Furness, 55, whose preliminary hearing in 4th District Court on one count of second-degree felony theft by deception is set for Oct. 8, was able to carry out the alleged fraud in part because Stewart simply read a front-page summary of the expense reports and neglected to review credit card statements or receipts, according to court documents.

Furness's alleged fraud played a part in the downgrading of Heber Light and Power's bond rating in May due to "concerns regarding the utility's governance following reports of fraudulent activities by a former employee," according to Fitch Ratings, one of the big three U.S. ratings agencies.

"It looks like, because of the Furness issue, [Stewart] expedited his retirement," said Heber City Councilman Erik Rowland. "And it appears that the board, in order to expedite his retirement, just gave him a golden egg."

The early retirement agreement includes $150,000 in severance pay, a $30,000 contribution to his 401k and money for unused vacation, sick leave, paid holidays and insurance benefits. Stewart will also earn $90.06 per hour for any additional work related to the criminal prosecution of Furness, or any civil action taken against him, according to the severance agreement.

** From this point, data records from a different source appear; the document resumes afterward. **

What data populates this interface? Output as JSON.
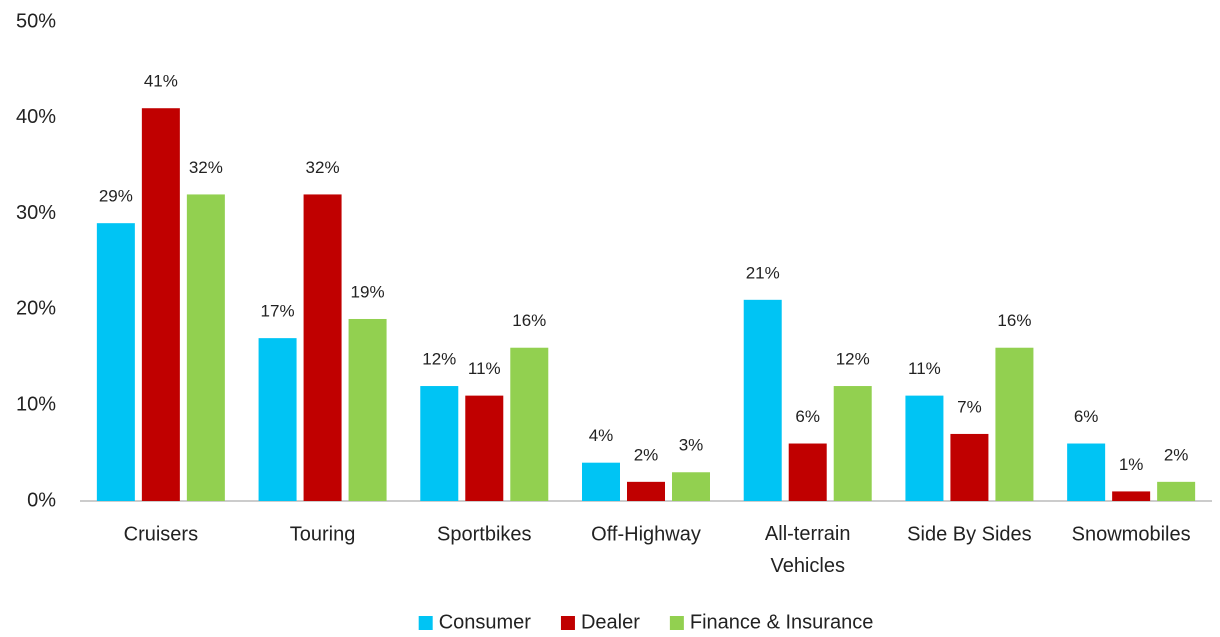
{
  "chart_data": {
    "type": "bar",
    "categories": [
      "Cruisers",
      "Touring",
      "Sportbikes",
      "Off-Highway",
      "All-terrain Vehicles",
      "Side By Sides",
      "Snowmobiles"
    ],
    "series": [
      {
        "name": "Consumer",
        "color": "#00c4f4",
        "values": [
          29,
          17,
          12,
          4,
          21,
          11,
          6
        ],
        "value_labels": [
          "29%",
          "17%",
          "12%",
          "4%",
          "21%",
          "11%",
          "6%"
        ]
      },
      {
        "name": "Dealer",
        "color": "#c00000",
        "values": [
          41,
          32,
          11,
          2,
          6,
          7,
          1
        ],
        "value_labels": [
          "41%",
          "32%",
          "11%",
          "2%",
          "6%",
          "7%",
          "1%"
        ]
      },
      {
        "name": "Finance & Insurance",
        "color": "#92d050",
        "values": [
          32,
          19,
          16,
          3,
          12,
          16,
          2
        ],
        "value_labels": [
          "32%",
          "19%",
          "16%",
          "3%",
          "12%",
          "16%",
          "2%"
        ]
      }
    ],
    "ylim": [
      0,
      50
    ],
    "yticks": [
      {
        "value": 0,
        "label": "0%"
      },
      {
        "value": 10,
        "label": "10%"
      },
      {
        "value": 20,
        "label": "20%"
      },
      {
        "value": 30,
        "label": "30%"
      },
      {
        "value": 40,
        "label": "40%"
      },
      {
        "value": 50,
        "label": "50%"
      }
    ],
    "grid": false,
    "legend": "bottom"
  }
}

By paying Stewart severance, moreover, Heber Light and Power violated its own personnel policy. A clause in the policy, culled from a report by Heber City Manager Mark Anderson that was presented at a City Council work meeting on Aug. 21, states that the company will not pay severance to a salaried manager like Stewart who "voluntarily resigns, is discharged for cause, or retires."

Heber Councilwoman Heidi Franco, who has been critical of the utility's fiscal behavior, welcomed Stewart's removal but opposed the severance package. Franco blamed Heber's mayor, Alan McDonald, who serves as chairman of the utility's board, for signing off on what she felt was an undeserved retirement package.

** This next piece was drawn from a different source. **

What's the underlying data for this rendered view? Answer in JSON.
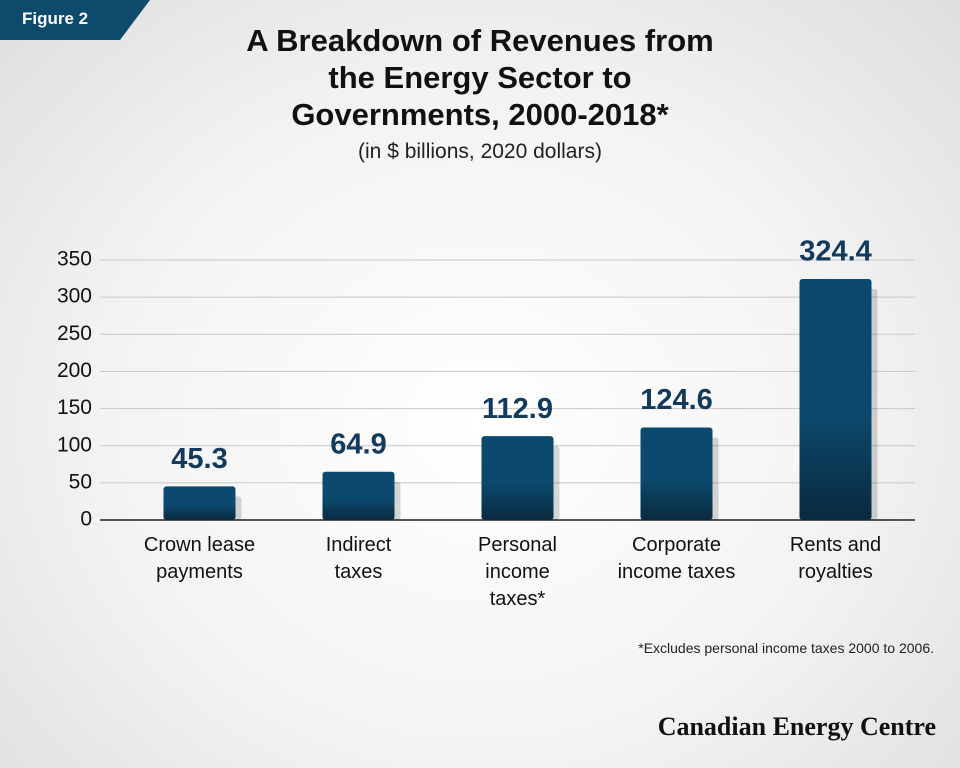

"It's very concerning," Franco said of Stewart's retirement package. "It's absolutely outrageous how much spending they love to do at the power company."

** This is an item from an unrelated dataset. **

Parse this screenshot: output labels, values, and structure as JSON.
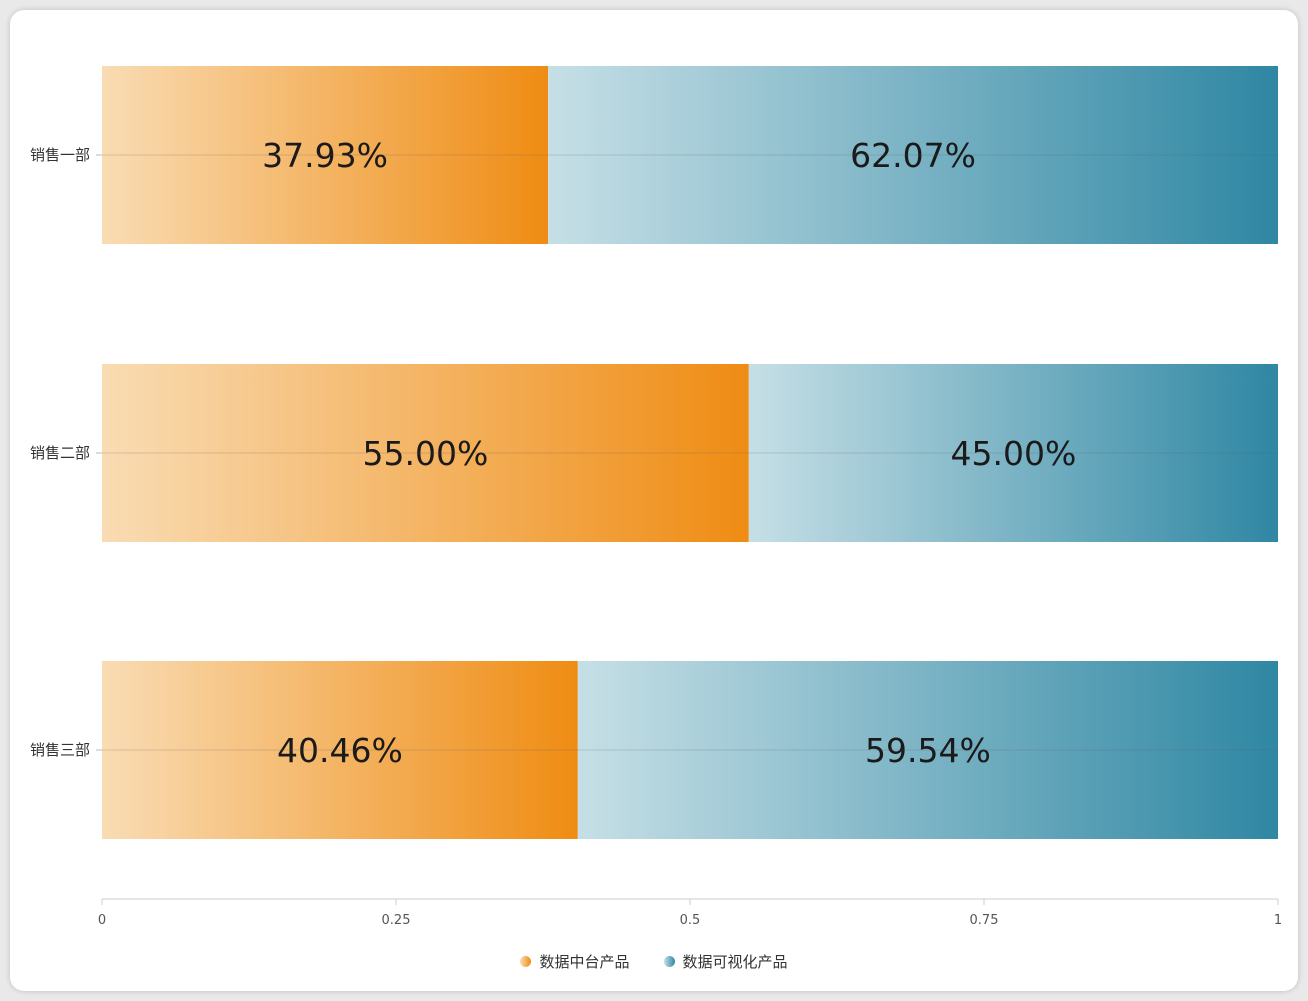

Shortly before Stewart retired, McDonald removed Franco and fellow council member Kelleen Potter from the utility's board of directors for reasons that are in dispute.

"It comes down to the fact that [Franco] and [Potter] were asking too many questions, and from the chair's perspective, the answers to those questions were a little bit too difficult to deal with," Rowland said. "It was easier just to remove them than continue to ignore them."

McDonald declined to be interviewed for this story. But in an Aug. 6 editorial in the Wasatch Wave announcing Stewart's retirement, the mayor explained that removing Franco and Potter from the company's board was "necessary to preserve the integrity and viability of the company."

Noting that the company's bylaws did not require him to justify the removals, McDonald nevertheless offered some reasons. Among them was that Heber Light and Power's employees disapproved of the two directors' actions while on the board.

McDonald further noted that Franco violated a confidentiality agreement by doing interviews with local newspapers — including The Salt Lake Tribune, which ran a story on June 30 — in which she criticized the utility for hiring Furness while he was on the run from Canadian authorities for similar criminal allegations of defrauding a power company he worked for in New Brunswick.

"Ms. Franco's public comments violated this agreement of confidentiality, and may ultimately jeopardize the outcome of the case," McDonald wrote in the editorial.

In her own editorial in the Wasatch Wave, published July 28, Franco offered a different interpretation of her and Potter's dismissals.

"It appears that by dismissing us, the mayor is trying to silence our questions about the incredible amount of spending and debt at HL&P," Franco wrote. "Kelleen Potter and I are willing to help the mayor fulfill his campaign promises to 'reform' HL&P. It appears he doesn't want this help."